Putin pitches to investors
Prime Minister Vladimir Putin’s pitch to investors at the VTB Capital “Russia Calling!” investment forum Thursday sounded more like the kind of rhetoric the country is used to hearing from President Dmitry Medvedev.
In a half-hour speech and rare question-and-answer session with foreign investors, Putin gave his best shot at persuading a fairly skeptical audience of some 500 business leaders what they probably wanted to hear – that Russia is following a path of modernization, privatization and diversification away from oil and gas.
“Our strategic line is that the state should gradually reduce its direct presence in the economy… privatize state-owned shares and introduced independent professionals to the boards of directors of state-owned companies,” Putin said.
Putin has traditionally taken a more cautious line on economic reform, while leaving investor-at-tracting rhetoric about modernization to Medvedev. This has caused analysts to predict an outflow of investment from the country when Putin returns to the presidency in March. However, this did not seem to be a worry facing many of the foreign investors at the event, who were cautiously optimistic about the country’s future.

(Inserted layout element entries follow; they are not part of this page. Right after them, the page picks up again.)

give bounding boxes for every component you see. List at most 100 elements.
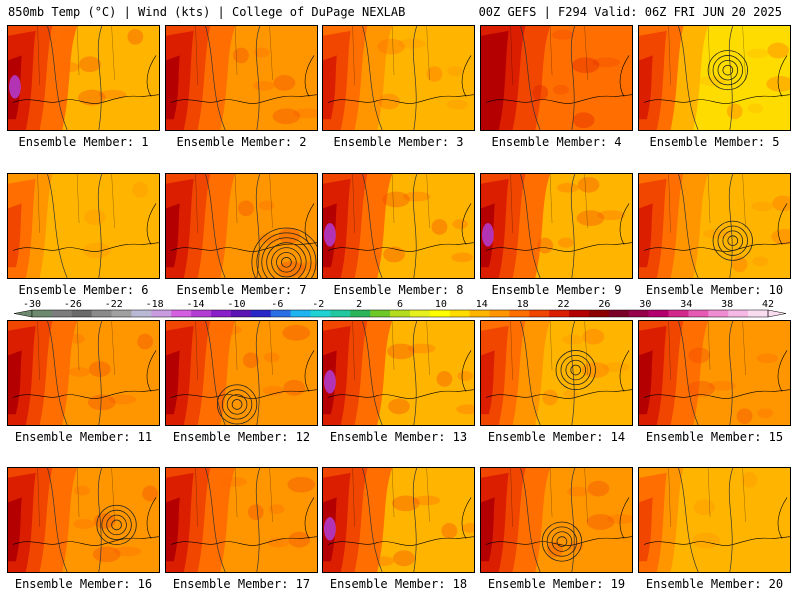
ensemble-map-panel xyxy=(7,25,160,131)
colorbar-tick-label: 26 xyxy=(598,299,610,310)
colorbar-swatch xyxy=(91,310,112,317)
colorbar-swatch xyxy=(728,310,749,317)
colorbar-swatch xyxy=(111,310,132,317)
ensemble-map-panel xyxy=(638,320,791,426)
colorbar-tick-label: -30 xyxy=(23,299,41,310)
ensemble-map-panel xyxy=(638,25,791,131)
ensemble-map-panel xyxy=(638,467,791,573)
colorbar-swatch xyxy=(390,310,411,317)
temperature-map xyxy=(639,174,790,278)
colorbar-swatch xyxy=(290,310,311,317)
colorbar-swatch xyxy=(529,310,550,317)
temperature-map xyxy=(323,468,474,572)
ensemble-member-label: Ensemble Member: 2 xyxy=(176,135,307,149)
ensemble-map-panel xyxy=(7,320,160,426)
colorbar-swatch xyxy=(310,310,331,317)
temperature-map xyxy=(8,468,159,572)
ensemble-member-label: Ensemble Member: 5 xyxy=(649,135,780,149)
colorbar-tick-label: 14 xyxy=(476,299,488,310)
ensemble-member-label: Ensemble Member: 19 xyxy=(487,577,626,591)
colorbar-swatch xyxy=(370,310,391,317)
colorbar-tick-label: 2 xyxy=(356,299,362,310)
colorbar-swatch xyxy=(429,310,451,317)
colorbar-tick-label: 34 xyxy=(680,299,692,310)
ensemble-map-panel xyxy=(480,467,633,573)
colorbar-tick-label: 18 xyxy=(517,299,529,310)
colorbar-tick-label: -26 xyxy=(64,299,82,310)
ensemble-member-label: Ensemble Member: 18 xyxy=(329,577,468,591)
temperature-map xyxy=(323,174,474,278)
colorbar-tick-label: 6 xyxy=(397,299,403,310)
temperature-map xyxy=(323,26,474,130)
colorbar-swatch xyxy=(71,310,92,317)
colorbar-swatch xyxy=(469,310,490,317)
colorbar-tick-label: -10 xyxy=(227,299,245,310)
colorbar-right-arrow xyxy=(767,309,786,318)
ensemble-map-panel xyxy=(480,25,633,131)
temperature-map xyxy=(166,174,317,278)
colorbar-tick-label: 38 xyxy=(721,299,733,310)
ensemble-map-panel xyxy=(322,173,475,279)
ensemble-member-label: Ensemble Member: 12 xyxy=(172,430,311,444)
ensemble-map-panel xyxy=(322,467,475,573)
colorbar-swatch xyxy=(171,310,192,317)
ensemble-member-label: Ensemble Member: 16 xyxy=(14,577,153,591)
ensemble-map-panel xyxy=(165,467,318,573)
colorbar-swatch xyxy=(250,310,272,317)
ensemble-map-panel xyxy=(322,25,475,131)
colorbar-swatch xyxy=(509,310,530,317)
ensemble-member-label: Ensemble Member: 1 xyxy=(18,135,149,149)
ensemble-member-label: Ensemble Member: 17 xyxy=(172,577,311,591)
colorbar-tick-label: 10 xyxy=(435,299,447,310)
temperature-map xyxy=(166,468,317,572)
colorbar-tick-label: -18 xyxy=(146,299,164,310)
colorbar-swatch xyxy=(191,310,212,317)
colorbar-left-arrow xyxy=(13,309,33,318)
colorbar-swatch xyxy=(608,310,630,317)
colorbar-swatch xyxy=(350,310,371,317)
ensemble-member-label: Ensemble Member: 9 xyxy=(491,283,622,297)
colorbar-swatch xyxy=(151,310,172,317)
temperature-map xyxy=(481,26,632,130)
ensemble-member-label: Ensemble Member: 13 xyxy=(329,430,468,444)
colorbar-swatch xyxy=(708,310,729,317)
temperature-map xyxy=(8,174,159,278)
ensemble-map-panel xyxy=(480,320,633,426)
colorbar-swatch xyxy=(648,310,669,317)
ensemble-map-panel xyxy=(7,173,160,279)
colorbar-swatch xyxy=(688,310,709,317)
ensemble-map-panel xyxy=(7,467,160,573)
colorbar-swatch xyxy=(748,310,769,317)
ensemble-member-label: Ensemble Member: 10 xyxy=(645,283,784,297)
temperature-map xyxy=(481,321,632,425)
colorbar-swatch xyxy=(131,310,152,317)
temperature-map xyxy=(166,321,317,425)
temperature-map xyxy=(481,468,632,572)
temperature-map xyxy=(323,321,474,425)
temperature-map xyxy=(8,26,159,130)
colorbar-swatch xyxy=(449,310,470,317)
colorbar-tick-label: -14 xyxy=(187,299,205,310)
ensemble-member-label: Ensemble Member: 11 xyxy=(14,430,153,444)
colorbar-swatch xyxy=(270,310,291,317)
temperature-map xyxy=(639,321,790,425)
ensemble-map-panel xyxy=(165,320,318,426)
colorbar-tick-label: -22 xyxy=(105,299,123,310)
temperature-map xyxy=(639,26,790,130)
colorbar-swatch xyxy=(409,310,431,317)
colorbar-swatch xyxy=(330,310,351,317)
temperature-map xyxy=(8,321,159,425)
temperature-map xyxy=(481,174,632,278)
colorbar-swatch xyxy=(588,310,610,317)
colorbar-swatch xyxy=(211,310,232,317)
ensemble-map-panel xyxy=(322,320,475,426)
colorbar-swatch xyxy=(32,310,53,317)
colorbar-swatch xyxy=(628,310,649,317)
color-scale-bar: -30 -26 -22 -18 -14 -10 -6 -2 2 6 10 14 18 22 26 30 34 38… xyxy=(13,299,786,318)
colorbar-swatch xyxy=(569,310,590,317)
ensemble-member-label: Ensemble Member: 6 xyxy=(18,283,149,297)
colorbar-swatch xyxy=(489,310,510,317)
ensemble-map-panel xyxy=(165,25,318,131)
colorbar-swatch xyxy=(549,310,570,317)
ensemble-map-panel xyxy=(638,173,791,279)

I think Putin’s return is a good thing – stability is good for Russian politics and the Russian economy,” said Tarek Fawaz, managing partner at Swiss-based Rayan Capital Advisors. “If you look at how the market was behaving before the announcement, there was a flight of capital due to uncertainty of what was coming next. In the short-term at least, it is a positive development.”
Nevertheless, others cited the usual stumbling blocks still standing in the way of the country having an attractive investment climate, and Putin’s roundabout answers to the questions put to him about corruption and the fact that most Russians want to leave the country, will likely have done little to allays these fears.
Russia’s capital outflows reached an estimated $18.7 billion in the third quarter, bringing this year’s total to $49.3 billion, the Central Bank said in a statement Tuesday. Although part of this figure can be put down to investor uncertainty over who would run in the March elections, there are other factors at play.
“The current investment climate is better than it was but there is still a crying need for transparency in the courts, in the government and in the bureaucratic divisions. This process has been started, but it is only a start,” Clive Bode, a partner at the global private equity firm TPG Capital, told The Moscow News on the sidelines of Thursday’s event.
And the recent departure of Russia’s long-serving finance minister, Alexei Kudrin, may not help to calm investors’ nerves.
Kudrin, who still holds the role of chairman of the National Banking Council, was notable for his absence at the VTB event, after he was apparently struck off the program at the last minute.
Investors may have also picked up on the abundance of words such as “stability” and “continuity” in Putin’s speech, suggesting that the rhetoric about modernization may yield as little result as that spurted by Medvedev over the past 3 1/2 years.
Both Putin and Economic Development Minister Elvira Nabiullina stressed the importance of the country’s privatization drive, a process which began earlier this year with the successful sale of a 10 percent stake in VTB. However, subsequent sell-offs have been repeatedly delayed due to a weakening ruble. Skeptics fear the much-needed process may have grounded to a halt.
Current concerns focus on the looming financial crisis. Russia’s dependence on oil and gas exports make the country particularly vulnerable to global instability. The Micex stock index has tumbled more than 25 percent since the start of August on snowballing concerns surrounding the European debt crisis and a potential economic slowdown in the United States and Europe.
Although Putin and other panel speakers attempted to brush off fears of the effects of the turbulence on the Russian economy, investors have already shown that they are worried by selling Russian stocks at a faster pace than any other emerging markets in recent months.